Abstract

We investigate trends and cross-national variation in the impact of class, religious, and gender cleavages on voting behavior in six advanced capitalist democracies in the postwar period. Earlier research on cleavage voting has been criticized for utilizing outdated “two-class” models of class structure, simplistic left/right party distinctions, flawed statistical approaches, and incompatible and/or limited of cross-national empirical evidence. We take such criticisms seriously and seek to overcome them. Using multinomial logistic regression models, we analyze data from a new dataset, the International Social Cleavages and Politics (ISCP) file, which contains comparable, over-time cross-national data from 112 nationally representative election surveys of voters in six Western democracies in the period 1964–1998. The six countries examined in the paper (Australia, Austria, Germany, Great Britain, the Netherlands, and the United States) are unique because of the existence of time series data available for all three cleavages. Our analyses examine the changing magnitude of the class, religion, and gender cleavages for up to five distinct party families for each country.
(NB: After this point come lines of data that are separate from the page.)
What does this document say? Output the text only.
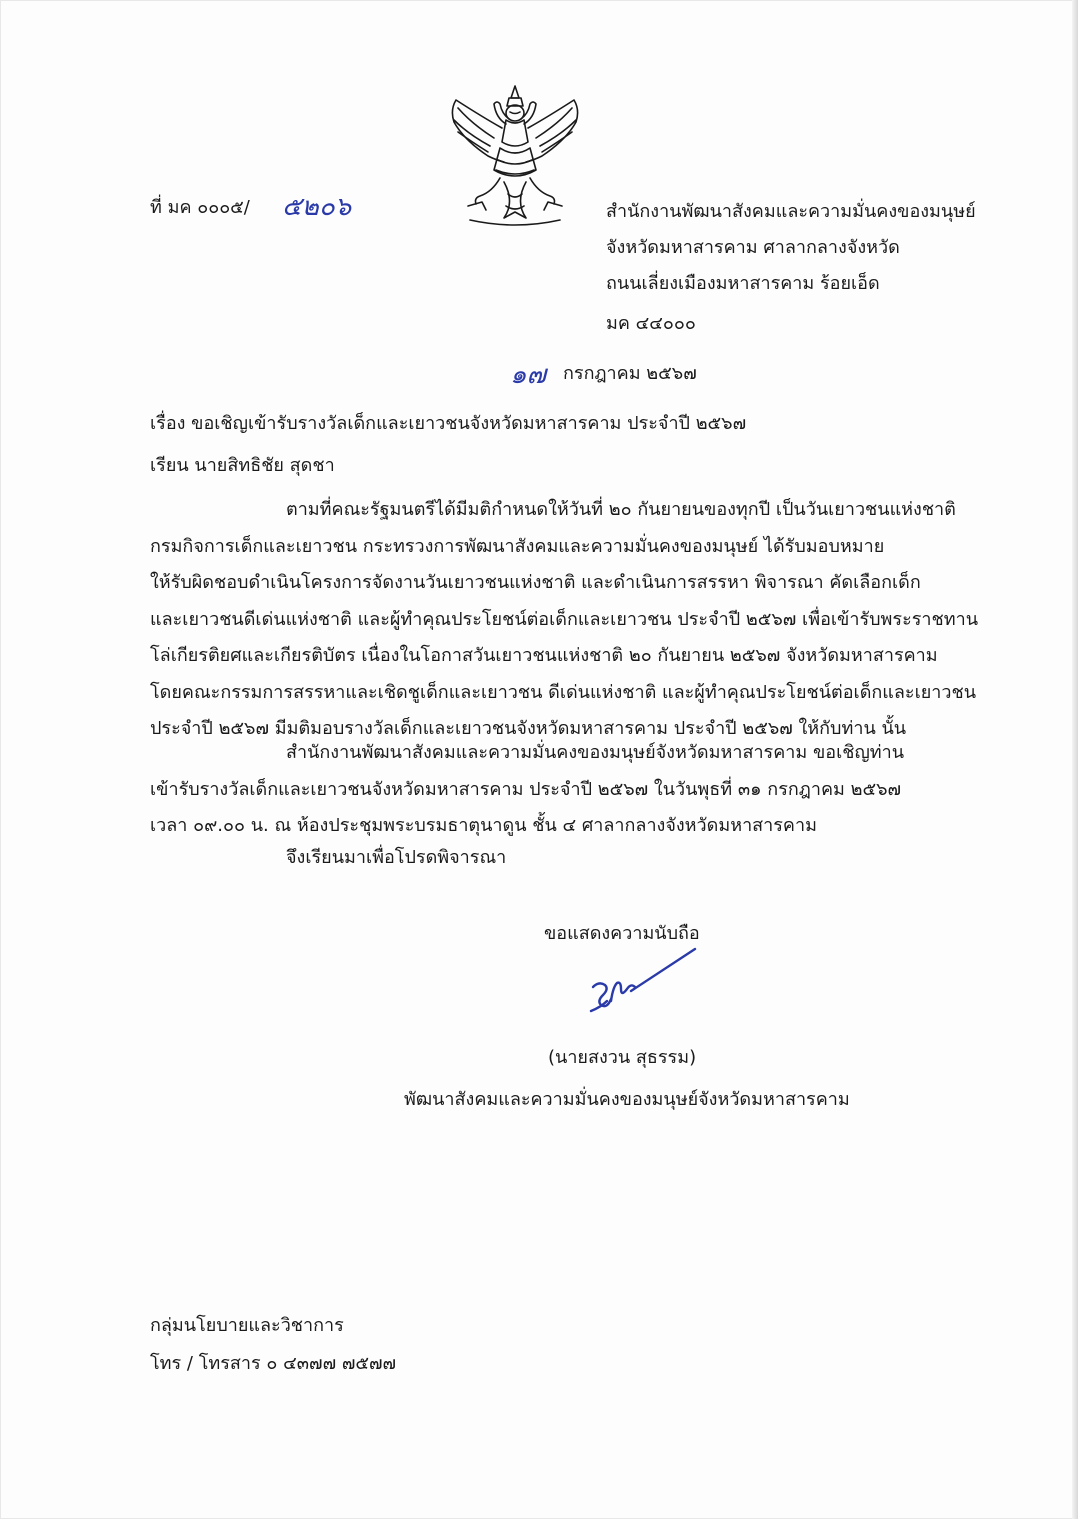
ที่ มค ๐๐๐๕/ ๕๒๐๖	สำนักงานพัฒนาสังคมและความมั่นคงของมนุษย์
จังหวัดมหาสารคาม ศาลากลางจังหวัด
ถนนเลี่ยงเมืองมหาสารคาม ร้อยเอ็ด
มค ๔๔๐๐๐
๑๗ กรกฎาคม ๒๕๖๗
เรื่อง ขอเชิญเข้ารับรางวัลเด็กและเยาวชนจังหวัดมหาสารคาม ประจำปี ๒๕๖๗
เรียน นายสิทธิชัย สุดชา
ตามที่คณะรัฐมนตรีได้มีมติกำหนดให้วันที่ ๒๐ กันยายนของทุกปี เป็นวันเยาวชนแห่งชาติ
กรมกิจการเด็กและเยาวชน กระทรวงการพัฒนาสังคมและความมั่นคงของมนุษย์ ได้รับมอบหมาย
ให้รับผิดชอบดำเนินโครงการจัดงานวันเยาวชนแห่งชาติ และดำเนินการสรรหา พิจารณา คัดเลือกเด็ก
และเยาวชนดีเด่นแห่งชาติ และผู้ทำคุณประโยชน์ต่อเด็กและเยาวชน ประจำปี ๒๕๖๗ เพื่อเข้ารับพระราชทาน
โล่เกียรติยศและเกียรติบัตร เนื่องในโอกาสวันเยาวชนแห่งชาติ ๒๐ กันยายน ๒๕๖๗ จังหวัดมหาสารคาม
โดยคณะกรรมการสรรหาและเชิดชูเด็กและเยาวชน ดีเด่นแห่งชาติ และผู้ทำคุณประโยชน์ต่อเด็กและเยาวชน
ประจำปี ๒๕๖๗ มีมติมอบรางวัลเด็กและเยาวชนจังหวัดมหาสารคาม ประจำปี ๒๕๖๗ ให้กับท่าน นั้น
สำนักงานพัฒนาสังคมและความมั่นคงของมนุษย์จังหวัดมหาสารคาม ขอเชิญท่าน
เข้ารับรางวัลเด็กและเยาวชนจังหวัดมหาสารคาม ประจำปี ๒๕๖๗ ในวันพุธที่ ๓๑ กรกฎาคม ๒๕๖๗
เวลา ๐๙.๐๐ น. ณ ห้องประชุมพระบรมธาตุนาดูน ชั้น ๔ ศาลากลางจังหวัดมหาสารคาม
จึงเรียนมาเพื่อโปรดพิจารณา
ขอแสดงความนับถือ
(นายสงวน สุธรรม)
พัฒนาสังคมและความมั่นคงของมนุษย์จังหวัดมหาสารคาม
กลุ่มนโยบายและวิชาการ
โทร / โทรสาร ๐ ๔๓๗๗ ๗๕๗๗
Unskilled workers have become less distinctive in their partisan alignments over time, but other classes have experienced offsetting changes, yielding little evidence of a universal decline in the class cleavage. Further analyses suggest an important degree of stability in the aggregated effects of all social cleavages, while also revealing significant cross-national differences and trends in the magnitude of specific cleavages. These results refine debates concerning the possible decline of social cleavages; implications for research are discussed in conclusion.